Crystal Lake Food Pantry finds new home

Adela Crandell Durkee for Chronicle Media

Client Entrance to the Crystal Lake Food Pantry. (Photo by Adela Crandell Durkee/for Chronicle Media)

On March 5, Crystal Lake Food Pantry, 42 East St., invited the public to visit its new site. Volunteers like Danielle Morlock, board member from Willow Creek, and John Verchota an individual partner, escorted visitors and explained the system for distributing food to people who experience food insecurity.

The 30,000-square-foot Food Pantry has areas for receiving, warehousing, cleaning, and displaying food. The site lies along a PACE bus line and within walking distance to a train station.

Food collected through the annual Thanksgiving Day Community Harvest collection is stored in the warehouse. Volunteers plan to use the location as a collection center for the 2017 food drive.

Fresh food area. (Photo by Adela Crandell Durkee/for Chronicle Media)

“The goal is to serve all of McHenry County as a hub for the other food pantries,” said Marguerite Grealish, a board member from Resurrection Catholic Church. This enables all the county food pantries to purchase more efficiently and to have dry, cold, and freezer storage area.

The Food Recovery Act of 2015, intended to decrease food waste, allows for tax deductions for donations of food inventory by restaurants, donations by retail food stores, and provides funds to cover the Emergency Food Assistance Program. All the Crystal Lake grocery stores contribute to the Food Pantry. Some local restaurants also donate food. One local restaurant donates 100 pounds of pasta to the Food Pantry each month.

Color coding to help clients shop based on family size. (Photo by Adela Crandell Durkee/for Chronicle Media)

The Food Pantry serves the hungry of Crystal Lake. “Anyone in School District 47 or 155 is eligible,” according to Morlock. Although many organizations and business support the Food Pantry, it is run solely by the 20 churches that make up the board.

Potential clients meet with volunteers in the welcome area. Each client receives food, by weight, based on family size. Each client may visit two times each month. To make shopping easy, a shopper gets a color-coded card, that corresponds to a color tag on the grocery shelf. For example, a family of four gets a red card; the meat counter indicates how many packages of meat a red-card shopper may choose.

A prepping area helps reduce waste through reclaiming and repackaging produce and eggs. In the past, if one egg in a carton cracked, the whole dozen got discarded. Now the eggs can be inspected and cleaned and the undamaged ones salvaged. Food Pantry representatives hope that will greatly reduce the amount of food waste.

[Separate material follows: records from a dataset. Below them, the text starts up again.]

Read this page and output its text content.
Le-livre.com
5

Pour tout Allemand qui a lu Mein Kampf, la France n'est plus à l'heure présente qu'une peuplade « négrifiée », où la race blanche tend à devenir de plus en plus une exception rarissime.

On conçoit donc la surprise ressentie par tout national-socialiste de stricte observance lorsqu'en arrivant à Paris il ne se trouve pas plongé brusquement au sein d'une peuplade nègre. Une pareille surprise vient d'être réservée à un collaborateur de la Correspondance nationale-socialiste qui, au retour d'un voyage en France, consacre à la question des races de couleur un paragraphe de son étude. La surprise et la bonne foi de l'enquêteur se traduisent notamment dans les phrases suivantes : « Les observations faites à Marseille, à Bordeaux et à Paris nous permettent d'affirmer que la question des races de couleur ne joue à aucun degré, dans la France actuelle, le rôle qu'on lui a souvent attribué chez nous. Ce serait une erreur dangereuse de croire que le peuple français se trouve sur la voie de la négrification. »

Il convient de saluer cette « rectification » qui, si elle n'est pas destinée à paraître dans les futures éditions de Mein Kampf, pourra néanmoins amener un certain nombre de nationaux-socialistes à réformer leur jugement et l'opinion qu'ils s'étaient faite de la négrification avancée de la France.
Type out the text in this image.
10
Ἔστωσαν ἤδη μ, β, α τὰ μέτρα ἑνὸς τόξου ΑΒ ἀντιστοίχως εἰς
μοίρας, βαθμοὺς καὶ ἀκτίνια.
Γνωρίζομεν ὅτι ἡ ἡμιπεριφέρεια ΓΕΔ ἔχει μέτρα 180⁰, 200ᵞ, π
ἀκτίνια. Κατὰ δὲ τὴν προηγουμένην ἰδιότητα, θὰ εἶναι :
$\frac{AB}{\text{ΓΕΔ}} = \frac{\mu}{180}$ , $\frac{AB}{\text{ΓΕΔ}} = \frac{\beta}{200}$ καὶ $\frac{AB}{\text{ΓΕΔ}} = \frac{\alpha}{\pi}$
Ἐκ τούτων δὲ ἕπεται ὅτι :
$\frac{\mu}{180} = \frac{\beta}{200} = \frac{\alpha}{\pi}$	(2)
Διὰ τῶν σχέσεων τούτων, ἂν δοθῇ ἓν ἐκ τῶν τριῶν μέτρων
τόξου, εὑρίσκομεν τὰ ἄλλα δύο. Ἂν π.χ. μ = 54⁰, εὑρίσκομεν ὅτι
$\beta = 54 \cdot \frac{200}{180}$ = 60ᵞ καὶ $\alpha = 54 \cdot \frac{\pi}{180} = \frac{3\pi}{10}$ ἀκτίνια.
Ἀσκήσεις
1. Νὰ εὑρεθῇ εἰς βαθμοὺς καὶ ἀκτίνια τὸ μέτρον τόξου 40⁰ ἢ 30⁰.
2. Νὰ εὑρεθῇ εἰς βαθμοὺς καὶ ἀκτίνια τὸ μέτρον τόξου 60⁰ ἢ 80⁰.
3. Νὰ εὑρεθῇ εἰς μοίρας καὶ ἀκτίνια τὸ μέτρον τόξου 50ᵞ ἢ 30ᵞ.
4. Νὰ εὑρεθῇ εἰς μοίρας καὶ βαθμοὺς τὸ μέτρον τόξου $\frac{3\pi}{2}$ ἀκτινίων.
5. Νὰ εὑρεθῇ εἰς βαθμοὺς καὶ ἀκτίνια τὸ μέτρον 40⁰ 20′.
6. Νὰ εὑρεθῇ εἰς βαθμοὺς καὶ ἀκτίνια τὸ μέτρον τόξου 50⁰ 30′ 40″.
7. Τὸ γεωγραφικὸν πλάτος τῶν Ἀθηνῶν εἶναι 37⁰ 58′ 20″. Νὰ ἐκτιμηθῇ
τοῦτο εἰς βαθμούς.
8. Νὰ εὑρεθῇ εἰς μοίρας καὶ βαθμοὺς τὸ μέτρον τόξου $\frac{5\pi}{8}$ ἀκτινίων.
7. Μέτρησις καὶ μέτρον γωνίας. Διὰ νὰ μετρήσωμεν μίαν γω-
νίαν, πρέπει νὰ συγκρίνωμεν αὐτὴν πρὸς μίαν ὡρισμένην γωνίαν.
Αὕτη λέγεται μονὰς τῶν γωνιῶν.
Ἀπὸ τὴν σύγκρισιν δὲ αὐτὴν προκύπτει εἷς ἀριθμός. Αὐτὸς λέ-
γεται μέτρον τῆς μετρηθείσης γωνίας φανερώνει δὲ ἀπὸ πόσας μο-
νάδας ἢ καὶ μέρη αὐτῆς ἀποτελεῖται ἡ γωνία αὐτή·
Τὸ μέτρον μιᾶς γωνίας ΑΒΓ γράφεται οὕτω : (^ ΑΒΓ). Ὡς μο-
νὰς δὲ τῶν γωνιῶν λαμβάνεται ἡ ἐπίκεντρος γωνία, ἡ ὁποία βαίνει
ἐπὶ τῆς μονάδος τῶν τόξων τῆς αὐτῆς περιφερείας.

Grealish is quick to point out that most of the Food Pantry clients are working and trying to make ends meet.

“It must be so hard to walk through the doors and be recognized as someone who can’t adequately provide for their family,” said Grealish.

Kitchen area where volunteers teach clients about nutrition and how to prepare some of the foods available. (Photo by Adela Crandell Durkee/for Chronicle Media)

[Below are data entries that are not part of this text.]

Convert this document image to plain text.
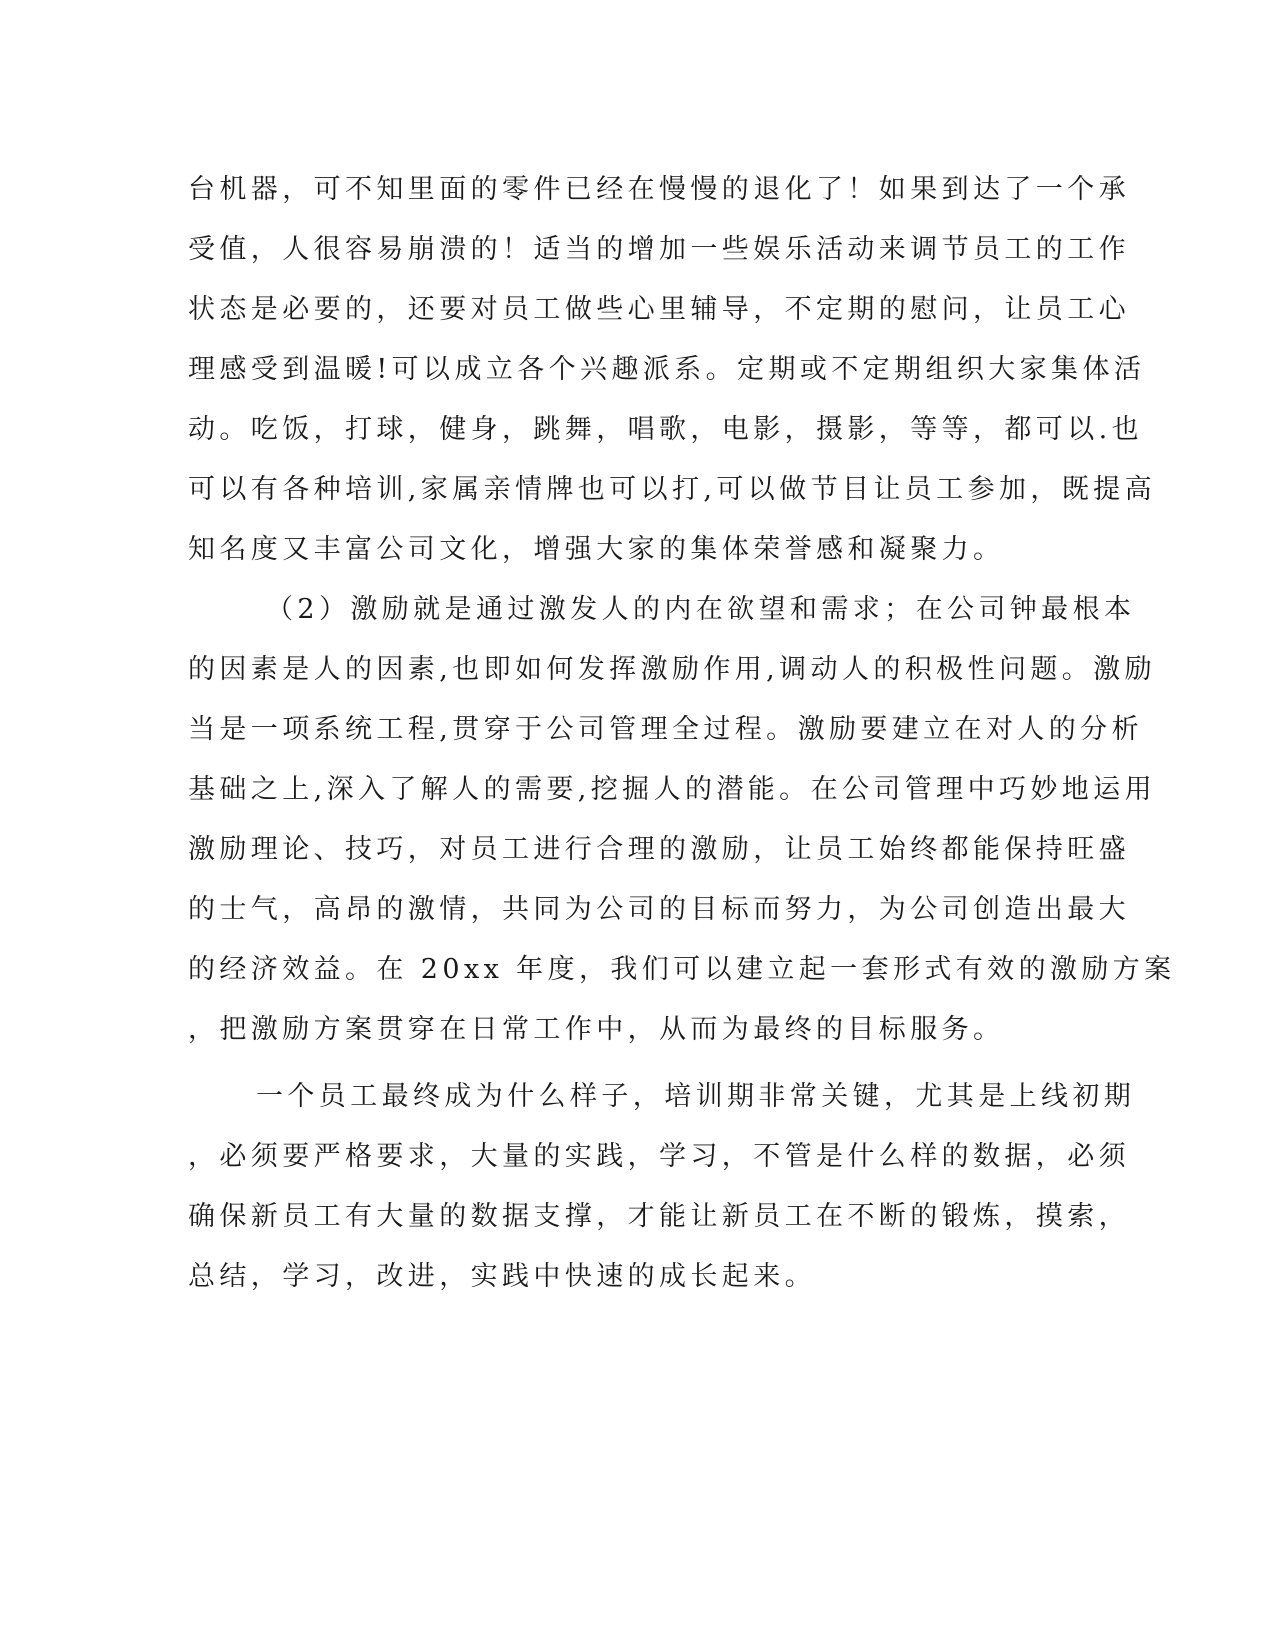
台机器，可不知里面的零件已经在慢慢的退化了！如果到达了一个承
受值，人很容易崩溃的！适当的增加一些娱乐活动来调节员工的工作
状态是必要的，还要对员工做些心里辅导，不定期的慰问，让员工心
理感受到温暖!可以成立各个兴趣派系。定期或不定期组织大家集体活
动。吃饭，打球，健身，跳舞，唱歌，电影，摄影，等等，都可以.也
可以有各种培训,家属亲情牌也可以打,可以做节目让员工参加，既提高
知名度又丰富公司文化，增强大家的集体荣誉感和凝聚力。
（2）激励就是通过激发人的内在欲望和需求；在公司钟最根本
的因素是人的因素,也即如何发挥激励作用,调动人的积极性问题。激励
当是一项系统工程,贯穿于公司管理全过程。激励要建立在对人的分析
基础之上,深入了解人的需要,挖掘人的潜能。在公司管理中巧妙地运用
激励理论、技巧，对员工进行合理的激励，让员工始终都能保持旺盛
的士气，高昂的激情，共同为公司的目标而努力，为公司创造出最大
的经济效益。在 20xx 年度，我们可以建立起一套形式有效的激励方案
，把激励方案贯穿在日常工作中，从而为最终的目标服务。
一个员工最终成为什么样子，培训期非常关键，尤其是上线初期
，必须要严格要求，大量的实践，学习，不管是什么样的数据，必须
确保新员工有大量的数据支撑，才能让新员工在不断的锻炼，摸索，
总结，学习，改进，实践中快速的成长起来。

Children make up 37 percent of the clients served by the Food Bank. According to the Northern Illinois Food Bank, in the 13 counties it serves, 77 percent of households had to choose between paying for food and utilities in the past 12 months, 62 percent had to choose between paying for food and housing. One-in-seven families in Northern Illinois rely on Northern Illinois Food Bank and its network.

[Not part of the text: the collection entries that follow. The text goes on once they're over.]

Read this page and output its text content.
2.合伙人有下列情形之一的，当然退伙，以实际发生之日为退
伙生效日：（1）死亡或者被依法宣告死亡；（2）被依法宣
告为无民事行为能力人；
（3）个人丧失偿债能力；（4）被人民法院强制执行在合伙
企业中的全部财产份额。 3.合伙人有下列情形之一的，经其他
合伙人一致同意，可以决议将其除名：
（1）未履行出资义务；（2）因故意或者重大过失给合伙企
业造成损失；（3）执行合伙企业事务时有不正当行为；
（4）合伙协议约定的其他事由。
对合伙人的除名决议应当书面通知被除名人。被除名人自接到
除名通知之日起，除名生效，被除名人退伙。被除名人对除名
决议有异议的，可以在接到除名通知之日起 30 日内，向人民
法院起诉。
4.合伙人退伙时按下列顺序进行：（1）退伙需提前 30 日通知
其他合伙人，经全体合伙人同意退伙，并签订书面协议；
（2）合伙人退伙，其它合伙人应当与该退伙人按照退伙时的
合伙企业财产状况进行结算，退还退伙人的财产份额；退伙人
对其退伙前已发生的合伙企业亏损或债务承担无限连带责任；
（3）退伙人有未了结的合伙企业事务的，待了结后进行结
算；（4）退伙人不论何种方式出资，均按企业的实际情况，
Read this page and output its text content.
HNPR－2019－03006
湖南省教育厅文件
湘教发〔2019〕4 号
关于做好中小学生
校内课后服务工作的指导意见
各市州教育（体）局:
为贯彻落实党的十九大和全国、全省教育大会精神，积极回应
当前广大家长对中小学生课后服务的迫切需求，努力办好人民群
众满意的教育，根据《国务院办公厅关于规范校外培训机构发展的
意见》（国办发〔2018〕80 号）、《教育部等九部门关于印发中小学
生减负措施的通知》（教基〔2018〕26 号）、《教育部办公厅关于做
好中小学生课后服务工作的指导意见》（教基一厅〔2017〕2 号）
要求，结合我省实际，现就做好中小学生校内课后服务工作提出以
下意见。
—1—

Another way the Food Pantry hopes to limit waste and better serve its clients is with the Demonstration Kitchen. Volunteers show clients how to prepare foods that may be seasonal or perhaps unfamiliar to the clients. Heartland donated countertops for the Demonstration Kitchen and Gulgren Appliance donated the appliances. Habitat for Humanity’s ReStore donated the cabinets.

Besides serving the grocery needs of food scarcity, the Food Pantry makes office spaces available to other service organizations. The Empowerment Center provides health screenings by Centegra, tax services, and legal advice for those in need. Local organizations and businesses donated the furniture and carpet for the Empowerment Center and Volunteer Lounge.

According to Verchota, many of the volunteers began their mission over 20 years ago. Volunteer opportunities include: Welcoming, assisting clients, stocking shelves, driving for food rescue, stocking the warehouse and shelves, demonstrating food preparation, and being checkout clerks. Group volunteer opportunities can also be arranged.